In the beginning it was a risk to buy the 32ha land including a building complex of an entire village in 2010 with only 20 members. But the project was growing very fast.
Since the end of 2013 the last renovated residential space was rented out. Mobile homes are built.
Later in 2013 the community decided to reduce the number of newcomers to 10 per year while joining of people of age 50+ is reduced and young people are still welcome. Being directly affected by an increasingly aging population in Germany – 60% of the joining requests to Schloss Tempelhof are from people aged 60plus.
Since Tempelhof ecovillage has actively started on site, the media interest has risen. The documentary on Schloss Tempelhof in West state TV on Dcember, 19th 2013 by famous Anke Engelke in the TV series ‘Something like fortune’ caused 20.000 homepage visits on the day after. It is followed by a wave of joining requests which overshot the capacities of Schloss Tempelhof in terms of living space and social integration.
In Spring 2014 the realisation of a new residential house was cancelled. 2015 expansion to neighbouring villages: Linde-Hotel in Waldtann is bought by associates;
2015/6 expansion to neighbouring villages: ‘Villa Tempelblick a house with 10 appartments in Lustenau is bought by associates
2015: A new experimental building law of the state of Baden-Württemberg made the project of an ‘Earthship’ possible, a recycling building concept from the US. The building is a living room plus sanitary facilities and guest room for about 20 people, surrounded by 14 mobile homes used as private living space. (Earthship Tempelhof.)
The internal opinions in Tempelhof are divided about the speed and number of growth. Over the years the members discovered different capacities and personal needs for community life. While some were passionate about the growing ecovillage, others felt overwhelmed and wanted to slow down the integration process of new people. They argued for a socially integrated growth for the sake of the stability of the community values. This conflict inside the community concretely appeared when the realisation of the new residential house failed.
The initiative had planned to grow since its beginning when buying the large site.

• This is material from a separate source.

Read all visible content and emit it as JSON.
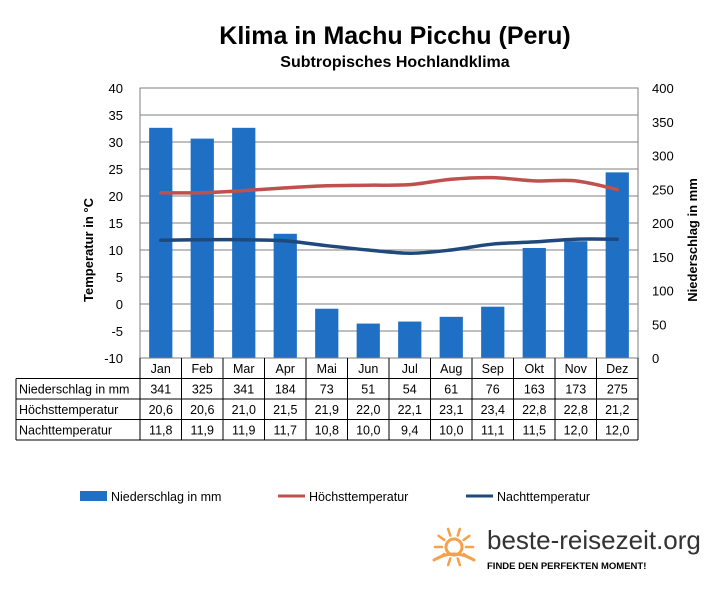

The physical space for living could more or less be estimated and anticipated. They had also prepared the governance structures, the financial ownership and the legal status of the initiative for growing into a large ecovillage.
Nevertheless, it was hardly possible to predict the social dynamics in the initiative. The growing number of people did not only bring a greater richness in skills and engagement for the initiative but also a greater chaos, namely a growing number of conflicts, misunderstandings and loss of control.
The initiative had learnt on several levels:
On the internal social level, the community has understood that it needs an integrated growth and a regulation of growing numbers per year.
In terms of internal governance, growing was dealt with in a well organised way. When passing one hundred members the community started to differentiate into smaller groups. Members are looking for their personal reference group which some found in the work departments. On the level of governance, it required setting up more formal structures for internal governance, such as the village plenary, the so called coordination circle, working groups, and the need-based income for members working for the community (Kunze/Avelino 2015).
On the social level, Tempelhof had made a crucial and critical decision to exclude newcomers over the age of 60. Schloss Tempelhof members proceed with their learning on a level of multiplication. They have turned the tables by educating elders how to establish an ecovillage themselves by hosting courses in their seminar centre.